Jika hal tersebut sampai terjadi maka esensi dari reintegrasi dikatakan belum dapat terpenuhi. Atas fenomena tersebut, maka sangat diperlukan penanganan yang tepat untuk dapat menjawab situasi tersebut dan hal ini melibatkan pihak-pihak terkait serta mantan pelanggar hukum kasus penipuan itu sendiri beserta keluarganya dalam rangka memperoleh keberhasilan pada masa reintegrasi setelah selesai menjalani masa pembinaan di Lapas atau rutan.

Pembimbingan dan Dukungan bagi mantan Warga Binaan Pemasyarakatan

Definisi pembimbingan seperti dikutip dalam portal rujukanpas.com adalah pemberian tuntutan untuk meningkatkan kualitas, ketaqwaan terhadap Tuhan Yang Maha Esa, intelektual, sikap dan perilaku, profesional, kesehatan jasmani dan rohani klien pemasyarakatan (pasal 1 angka 2 PP 31 1999). Selain itu, berdasarkan Permenkumham No. 35 Tahun 2018 tentang Revitalisasi Penyelengaraan Pemasyarakatan yaitu pada Pasal 1 Angka 10, pembimbingan adalah kegiatan yang dilaksanakan oleh pembimbing kemasyarakatan yang meliputi penelitian kemasyarakatan, pendampingan, bimbingan dan pengawasan klien baik di dalam maupun di luar proses peradilan pidana dalam rangka reintegrasi sosial.

Secara sederhana pembimbingan terhadap mantan warga binaan pemasyarakatan merupakan upaya dalam memberikan penguatan terhadap mantan warga binaan pemasyarakatan dalam menjalani masa adaptasinya setelah selesai menjalani masa pembinaan di Lapas atau Rutan. Sementara itu, pembimbingan terhadap mantan warga binaan pemasyarakatan dalam hal ini khususnya mantan pelanggar kasus penipuan dilakukan oleh pejabat fungsional pemerintah terkait dan pemerintah daerah setempat serta tentunya keluarga mantan warga binaan pemasyarakatan itu sendiri.

Dengan adanya tantangan dan fenomena tersendiri dari mantan warga binaan pemasyarakatan yang menjalankan masa reintegrasi, pihak-pihak terkait tersebut diharapkan dapat menjalankan fungsi pembimbingan secara baik sehingga dapat mengatasi dinamika sosial yang dialami dan pada akhirnya dapat meminimalisir serta menghilangkan efek domino dari stereotip sehingga dapat mencegah atau setidaknya menurunkan risiko pengulangan tindak pidana.
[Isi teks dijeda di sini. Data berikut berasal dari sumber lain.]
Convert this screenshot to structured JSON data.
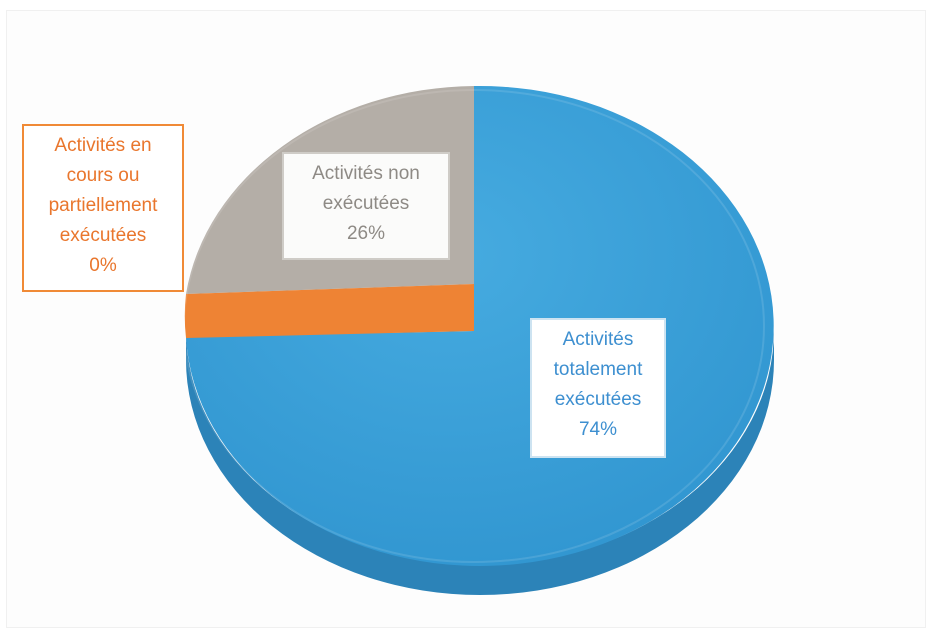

Tidak hanya itu, pembimbingan dan dukungan bagi mantan warga binaan pemasyarakatan diharapkan juga dapat mendorong terjadinya peningkatan kualitas diri. Khususnya dalam hal ini adalah dapat memulihkan kembali nama baiknya dan menjadi pribadi yang lebih baik dari sebelumnya, produktif, terselenggaranya hajat hidupnya bahkan dapat berkontribusi untuk masyarakat.

Pemberian bekal pembimbingan secara mental psikologis terhadap mantan warga binaan pemasyarakatan dengan kasus penipuan merupakan salah satu langkah yang dapat dilakukan. Dengan pendekatan psikologis, dapat diberikan penguatan dan motivasi dalam mengatasi kesulitan saat proses adaptasi di lingkungan masyarakat. Selain itu, penguatan dalam perspektif spiritual juga dapat menjadi langkah selanjutnya yang dapat dilakukan.

Dengan logika berpikir ketika seseorang memiliki bekal spiritual yang baik dan taat beragama, diharapkan dapat bermanfaat dalam menjawab problema hidup, sekaligus dapat menurunkan kemungkinan untuk melakukan pengulangan tindak pidana. Langkah lain yang dapat dilakukan yaitu melalui pembekalan keterampilan. Diharapkan pihak-pihak terkait dapat memfasilitasi terhadap penambahan keterampilan, sehingga dengan bekal keterampilan dapat menciptakan peluang lapangan pekerjaan untuk dirinya sendiri. Langkah terakhir dan sangat penting adalah dukungan keluarga yang merupakan orang terdekat. Dengan adanya motivasi dan penerimaan dari keluarga terhadap segala dinamika yang dialami, maka akan memberikan penguatan secara mental dan psikologis terhadap mereka.